Kalau waktu pagi hari,
Matahari naik,
Mencurahkan terangnya di bumi,
Aku berkata dalam hatiku:
O, betapa Setia engkau!
Tak pernah kaulupakan kewajibanmu,
Perintah raja manakah engkau turuti, kalau kau terbit?
Lambaian putri manakah engkau ikuti, kalau kau benam?

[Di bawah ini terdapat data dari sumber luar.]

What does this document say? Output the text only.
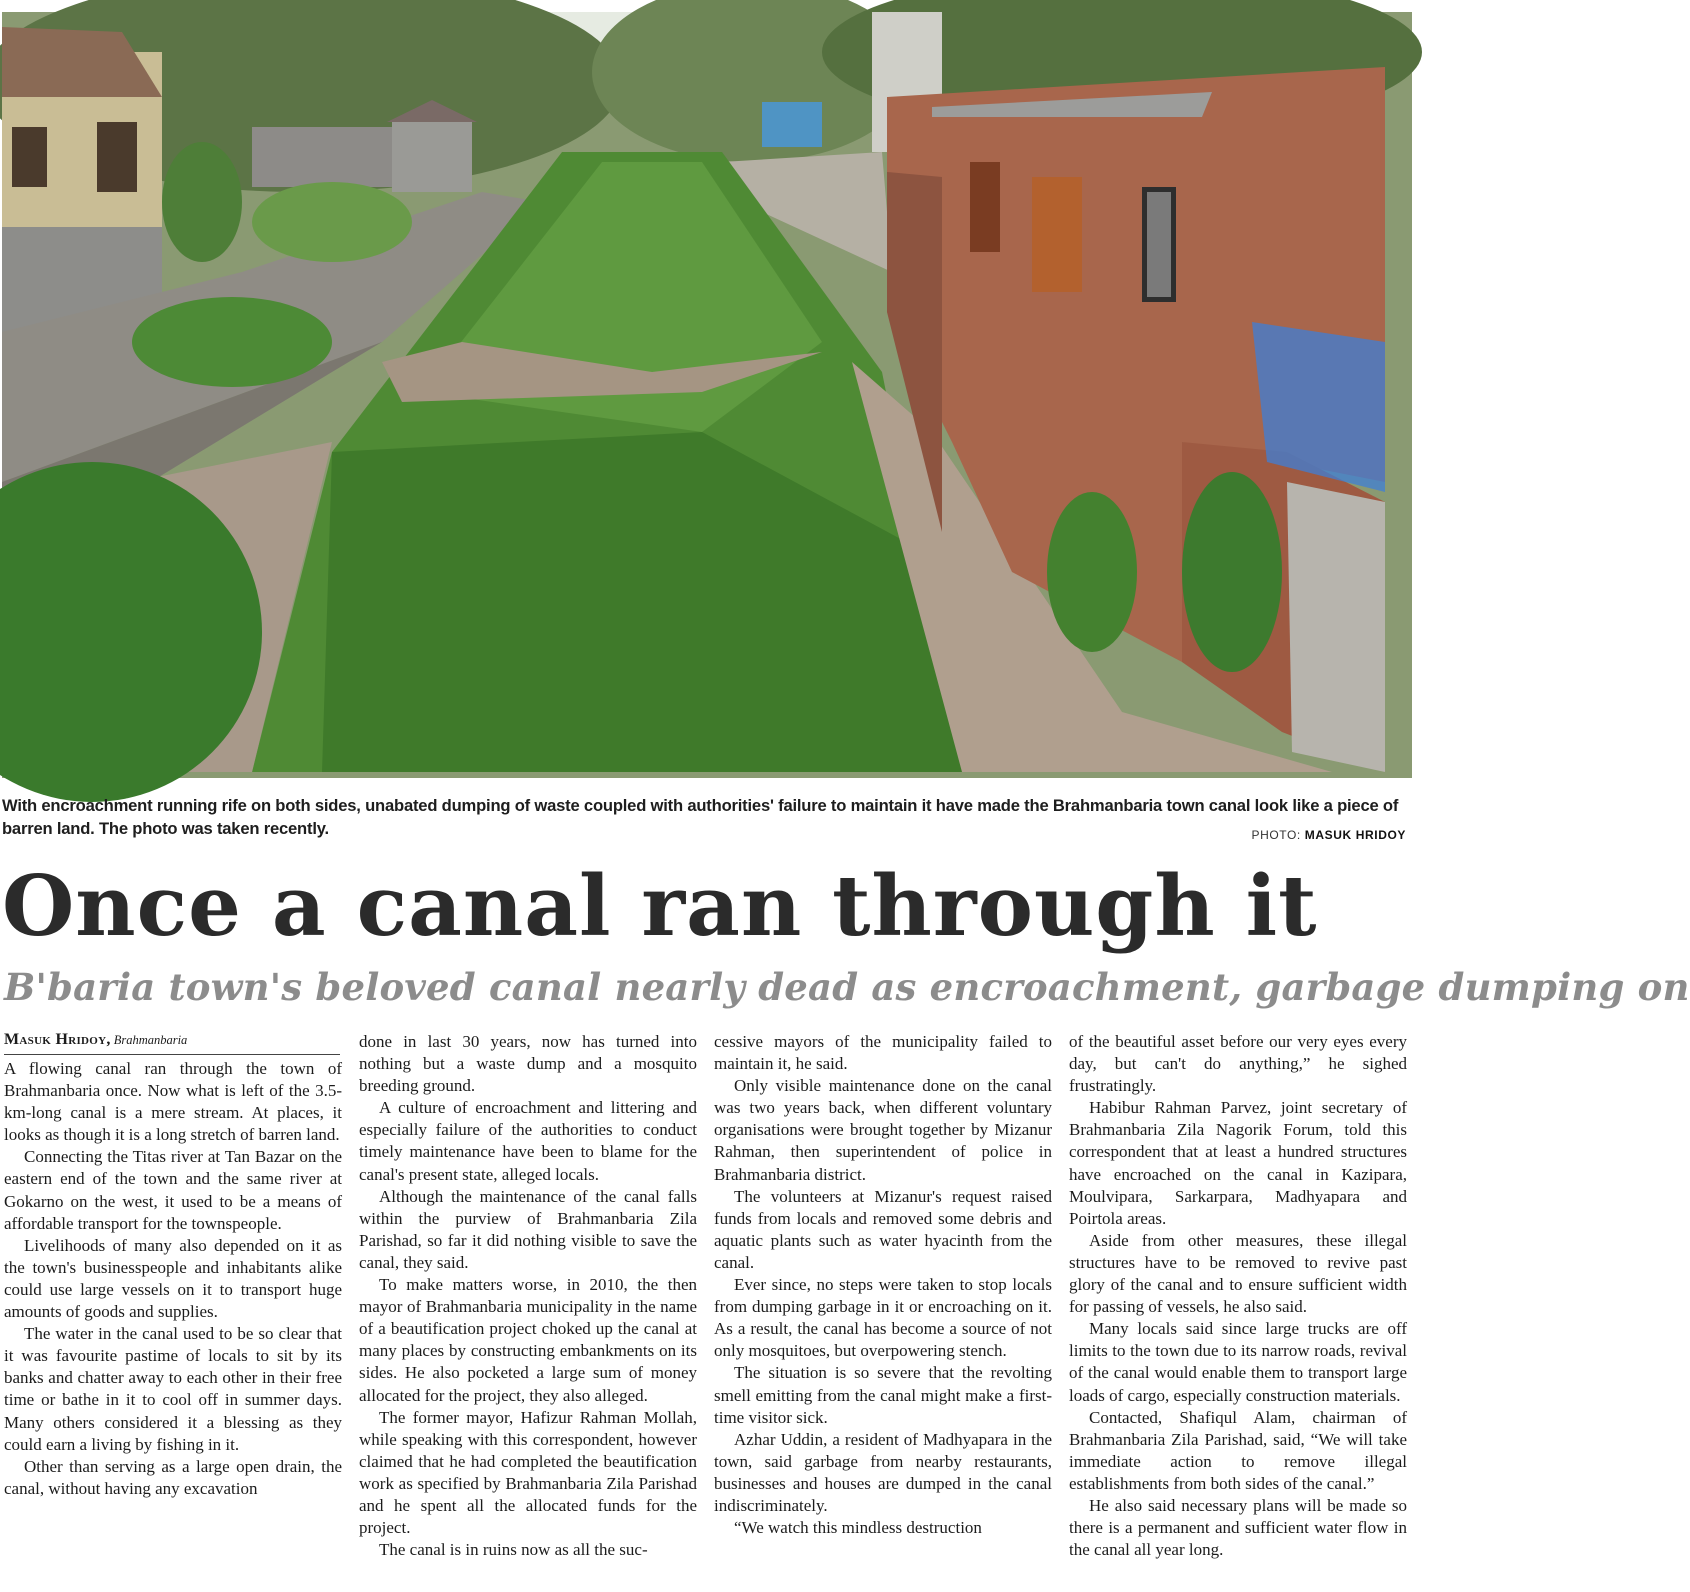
With encroachment running rife on both sides, unabated dumping of waste coupled with authorities' failure to maintain it have made the Brahmanbaria town canal look like a piece of barren land. The photo was taken recently.	PHOTO: MASUK HRIDOY
Once a canal ran through it
B'baria town's beloved canal nearly dead as encroachment, garbage dumping on
Masuk Hridoy, Brahmanbaria

A flowing canal ran through the town of Brahmanbaria once. Now what is left of the 3.5-km-long canal is a mere stream. At places, it looks as though it is a long stretch of barren land.

Connecting the Titas river at Tan Bazar on the eastern end of the town and the same river at Gokarno on the west, it used to be a means of affordable transport for the townspeople.

Livelihoods of many also depended on it as the town's businesspeople and inhabitants alike could use large vessels on it to transport huge amounts of goods and supplies.

The water in the canal used to be so clear that it was favourite pastime of locals to sit by its banks and chatter away to each other in their free time or bathe in it to cool off in summer days. Many others considered it a blessing as they could earn a living by fishing in it.

Other than serving as a large open drain, the canal, without having any excavation

done in last 30 years, now has turned into nothing but a waste dump and a mosquito breeding ground.

A culture of encroachment and littering and especially failure of the authorities to conduct timely maintenance have been to blame for the canal's present state, alleged locals.

Although the maintenance of the canal falls within the purview of Brahmanbaria Zila Parishad, so far it did nothing visible to save the canal, they said.

To make matters worse, in 2010, the then mayor of Brahmanbaria municipality in the name of a beautification project choked up the canal at many places by constructing embankments on its sides. He also pocketed a large sum of money allocated for the project, they also alleged.

The former mayor, Hafizur Rahman Mollah, while speaking with this correspondent, however claimed that he had completed the beautification work as specified by Brahmanbaria Zila Parishad and he spent all the allocated funds for the project.

The canal is in ruins now as all the suc-

cessive mayors of the municipality failed to maintain it, he said.

Only visible maintenance done on the canal was two years back, when different voluntary organisations were brought together by Mizanur Rahman, then superintendent of police in Brahmanbaria district.

The volunteers at Mizanur's request raised funds from locals and removed some debris and aquatic plants such as water hyacinth from the canal.

Ever since, no steps were taken to stop locals from dumping garbage in it or encroaching on it. As a result, the canal has become a source of not only mosquitoes, but overpowering stench.

The situation is so severe that the revolting smell emitting from the canal might make a first-time visitor sick.

Azhar Uddin, a resident of Madhyapara in the town, said garbage from nearby restaurants, businesses and houses are dumped in the canal indiscriminately.

“We watch this mindless destruction

of the beautiful asset before our very eyes every day, but can't do anything,” he sighed frustratingly.

Habibur Rahman Parvez, joint secretary of Brahmanbaria Zila Nagorik Forum, told this correspondent that at least a hundred structures have encroached on the canal in Kazipara, Moulvipara, Sarkarpara, Madhyapara and Poirtola areas.

Aside from other measures, these illegal structures have to be removed to revive past glory of the canal and to ensure sufficient width for passing of vessels, he also said.

Many locals said since large trucks are off limits to the town due to its narrow roads, revival of the canal would enable them to transport large loads of cargo, especially construction materials.

Contacted, Shafiqul Alam, chairman of Brahmanbaria Zila Parishad, said, “We will take immediate action to remove illegal establishments from both sides of the canal.”

He also said necessary plans will be made so there is a permanent and sufficient water flow in the canal all year long.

Kalau kulihat daunan kayu,
Bergerak diembus angin sepoi,
Aku berkata dalam hatiku:
O, betapa Suka hatimu!
Engkau melambai dan melompat,
Apatah pesanan angin padamu?

Kalau kulihat bunga bakung,
Yang kembang di taman sari,
Aku tercengang dan berkata:
O, kembang, siapakah menjadikan
Engkau seindah itu?
Betapa Putih engkau, betapa suci…

Pada waktu petang,
Kududuk di pantai,
Dan kulihat sepasang pipit riang terbang;
Aku pun terpekurlah dan bertanya:
O, Pipit, betapa manis hidupmu,
Selalu bersama, tak pernah bercerai,
Katakan padaku, hai, Pipit,
Kamu melukiskan Kasih dan Cinta…?

Bila kulihat ke dalam,
Dalam hati kalbu sendiri,
O, kulihat, o, kulihat...
....................................
Tak lain dalam hatiku,
Tinggal hanya: Rindu-Dendam

Terimalah Buah tanganku,
Lukisan Rindu Dendam...

Puisi: Mula Kata
Puisi: Mula Kata
Karya: J. E. Tatengkeng

Catatan:
  • J. E. Tatengkeng (Jan Engelbert Tatengkeng) adalah salah satu penyair Angkatan Pujangga Baru. Nama panggilan sehari-harinya adalah Om Jan.
  • J. E. Tatengkeng lahir di Kolongan, Sangihe, Sulawesi Utara, 19 Oktober 1907.
  • J. E. Tatengkeng meninggal dunia di Makassar, 6 Maret 1968 (pada umur 60 tahun).